El Heraldo golfo del Apocalipsis
No le conocían, ni lo habían visto nunca en persona, pero algunos ricachones pronunciaban su nombre en voz baja, con admiración, en los campos de golf, desde Sotogrande hasta Palm Beach, en los salones enmaderados de los clubes financieros, en las suites de los hoteles de superlujo, en las popas de yates de 70 metros de eslora, en los insonorizados despachos de algunos banqueros, en los puestos de las monterías con el rifle de mira telescópica en la mano. Su nombre, Bernard Madoff, se trasmitía con medias palabras como una clave secreta que abría una extraña caja fuerte de Wall Street, solo accesible a algunos privilegiados. No era suficiente ser absolutamente multimillonario para ingresar en su orden. Al principio Madoff se daba el gusto de rechazar a clientes muy adinerados si carecían de cierto glamour. Había que tener la suerte de que te eligiera, y en ese caso debías entregarle una cantidad importante de millones, nunca menos de cincuenta, un excedente de tu riqueza, y esperar a que por arte de magia él la multiplicara, le sacara grandes beneficios incluso en años malos, mientras tú te rascabas la barriga y seguías jugando al golf, o navegando en yate, o matando venados. Nadie se explica que tiburones con cuatro filas de dientes avezados en dar dentelladas muy certeras se convirtieran en simples boquerones a merced de este estafador. No es tan raro si se tiene en cuenta que la codicia humana pica siempre el mismo anzuelo, lo mismo en Wall Street que a la salida de la estación de Atocha donde un cateto recién llegado a la ciudad es estafado con el timo de la estampita por alguien que se hace pasar por lelo.
Se sentaba visiblemente en el primer banco de la sinagoga principal de Manhattan con la familia, su mujer Ruth, sus hijos Mark y Andrew. Ejercía la caridad con los menos afortunados de la comunidad judía. Llevaba su vida dentro de un lujo preservado, sin estridencias horteras. Pasaba por ser un genio de las finanzas, pero todo su arte consistía en enmascarar su negocio, de forma que los auditores no descubrieran que se trataba de una pirámide financiera vulgar, aunque coronada con nombres estelares, gente muy sonora de Hollywood, como Spielberg, o de Elie Wiesel, superviviente del Holocausto y premio Nobel de la Paz, de banqueros europeos, de modelos, deportistas de élite, artistas famosos.
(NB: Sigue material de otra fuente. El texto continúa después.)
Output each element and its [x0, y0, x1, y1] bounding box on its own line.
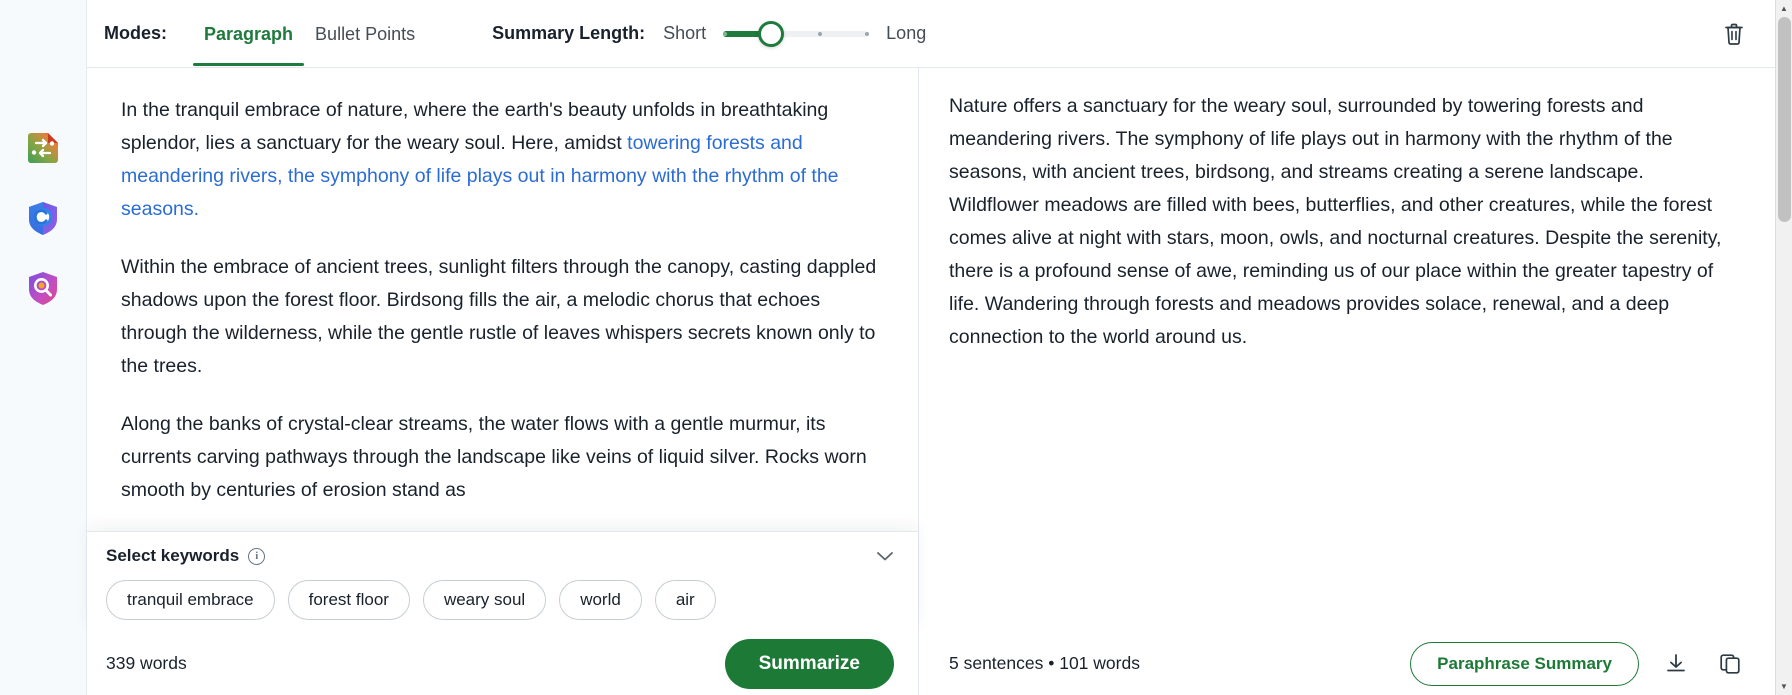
main-panel: Modes: Paragraph Bullet Points Summary L… [87, 0, 1775, 695]
source-paragraph-3: Along the banks of crystal-clear streams… [121, 413, 867, 501]
source-column: In the tranquil embrace of nature, where… [87, 68, 919, 695]
download-icon [1667, 653, 1685, 671]
trash-icon [1725, 23, 1743, 45]
plagiarism-magnifier-icon [29, 272, 57, 305]
scrollbar-down-arrow[interactable]: ▼ [1775, 678, 1792, 695]
grammar-shield-icon [29, 202, 57, 235]
keywords-panel: Select keywords i tranquil embrace fores… [87, 531, 918, 632]
source-paragraph-1: In the tranquil embrace of nature, where… [121, 94, 884, 226]
sidebar-item-grammar-checker[interactable] [23, 198, 63, 238]
scrollbar-up-arrow[interactable]: ▲ [1775, 0, 1792, 17]
keyword-chip[interactable]: weary soul [422, 580, 547, 620]
keyword-chip[interactable]: air [654, 580, 716, 620]
sidebar-item-paraphraser[interactable] [23, 128, 63, 168]
summary-text: Nature offers a sanctuary for the weary … [949, 95, 1722, 348]
summary-column: Nature offers a sanctuary for the weary … [919, 68, 1775, 695]
slider-tick-1 [723, 31, 728, 36]
keyword-chip[interactable]: forest floor [287, 580, 410, 620]
paraphraser-document-icon [28, 133, 58, 163]
keyword-chip[interactable]: tranquil embrace [106, 580, 275, 620]
slider-long-label: Long [886, 23, 927, 43]
source-paragraph-2: Within the embrace of ancient trees, sun… [121, 256, 877, 377]
source-word-count: 339 words [106, 653, 187, 673]
page-scrollbar[interactable]: ▲ ▼ [1775, 0, 1792, 695]
chevron-down-icon [877, 552, 893, 561]
toolbar: Modes: Paragraph Bullet Points Summary L… [87, 0, 1775, 68]
slider-tick-3 [818, 31, 823, 36]
keywords-header: Select keywords i [106, 546, 894, 566]
paraphrase-summary-button[interactable]: Paraphrase Summary [1410, 641, 1639, 686]
summarize-button[interactable]: Summarize [724, 638, 894, 689]
sidebar-item-plagiarism-checker[interactable] [23, 268, 63, 308]
keyword-chip-list: tranquil embrace forest floor weary soul… [106, 580, 894, 620]
summary-footer: 5 sentences • 101 words Paraphrase Summa… [919, 632, 1775, 695]
summary-meta: 5 sentences • 101 words [949, 653, 1140, 673]
delete-button[interactable] [1717, 17, 1751, 51]
copy-icon [1720, 653, 1740, 674]
editor-body: In the tranquil embrace of nature, where… [87, 68, 1775, 695]
keywords-title: Select keywords [106, 546, 240, 565]
tab-bullet-points[interactable]: Bullet Points [304, 2, 426, 66]
tool-rail [0, 0, 87, 695]
keywords-collapse-button[interactable] [876, 550, 894, 562]
slider-thumb[interactable] [758, 20, 785, 47]
tab-paragraph-label: Paragraph [204, 23, 294, 44]
slider-tick-4 [864, 31, 869, 36]
copy-button[interactable] [1713, 647, 1747, 681]
slider-short-label: Short [663, 23, 707, 43]
download-button[interactable] [1659, 647, 1693, 681]
tab-paragraph[interactable]: Paragraph [193, 2, 305, 66]
summarizer-app: Modes: Paragraph Bullet Points Summary L… [0, 0, 1792, 695]
summary-length-slider[interactable] [723, 20, 869, 47]
info-icon[interactable]: i [248, 547, 266, 565]
modes-label: Modes: [104, 23, 167, 43]
source-footer: 339 words Summarize [87, 632, 918, 695]
scrollbar-thumb[interactable] [1778, 17, 1791, 222]
summary-length-label: Summary Length: [492, 23, 646, 43]
tab-bullet-points-label: Bullet Points [315, 23, 416, 44]
keyword-chip[interactable]: world [559, 580, 642, 620]
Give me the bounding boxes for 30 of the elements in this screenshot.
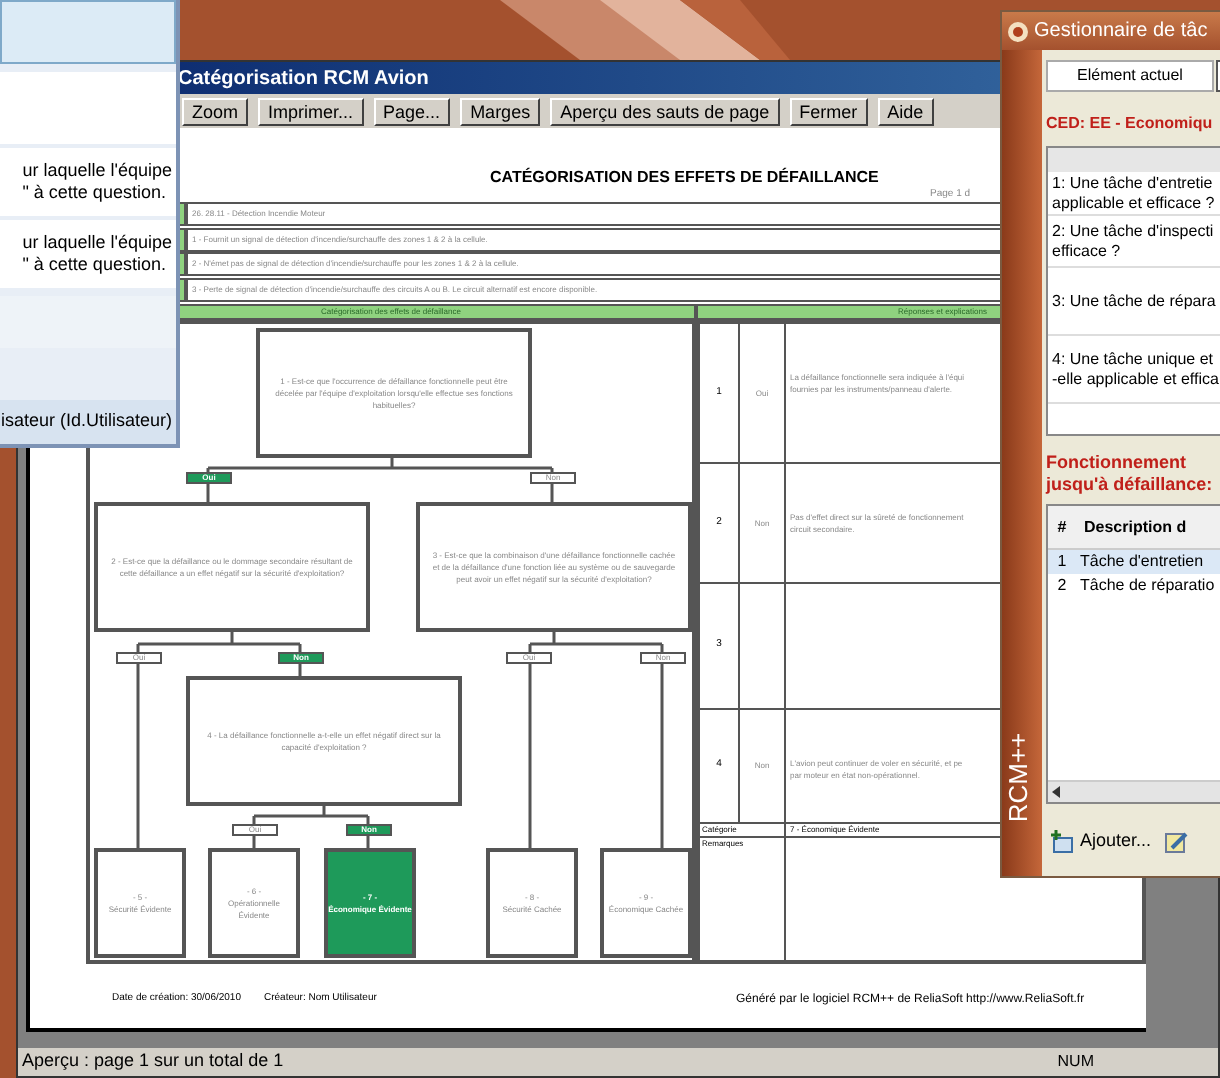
toolbar-button[interactable]: Marges	[460, 97, 541, 125]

Pagar los intereses a los de arriba con la inversión de los fondos y del dinero privado que recibía por la base, ese era todo el misterio. Al principio solo admitía los millones de quienes sabía que no se los iban a exigir de forma perentoria. A esta gente le bastaba con la vanidad de sentirse amparados por la fórmula mágica de este misterioso personaje rey de Wall Street, Bernard Madoff Investment Securities.
Algunos tiburones que le habían cedido su dinero para que lo multiplicara mientras ellos jugaban al golf tranquilamente en Boca Ratón comenzaron a oler a mierda cuando les llegó el rumor de que Bernard Madoff ya admitía dinero de cualquiera, blanco o negro, limpio o sucio, sin preguntar el pedigrí ni importarle su glamour. ¿Cómo Madoff anda buscando dinero a la desesperada de los salchicheros, de constructores de medio pelo, de los ahorros de amas de casa? Había que largarse. Aunque la caída final de la pirámide y la detención del faraón por el FBI no se produjo hasta el 11 de diciembre de 2008, las primeras señales del cataclismo se comenzaron a sentir al inicio de ese verano. Y en este sentido Bernard Madoff fue el heraldo que anunció el apocalipsis financiero mundial que se acercaba y solo por eso pasará a la historia, que ahora va a filmar Robert de Niro. Poco después, el 15 de septiembre, entró en quiebra Lehman Brothers y se esfumaron 430.000 millones de dólares y 100.000 entidades financieras y fondos de pensiones cayeron en el abismo.
Aunque Madoff ha sido condenado a 150 años de prisión, y su hijo Mark, un 11 de diciembre, después de felicitar la Navidad a los aparcacoches, se colgó de una tubería con un collar de perro con un hijo de dos años en la habitación de al lado, esta estafa de 50.000 millones de dólares no es distinta a la que sufre el cateto que se cree listo a la salida de la estación de Atocha. La crisis comenzó por un timo de la estampita.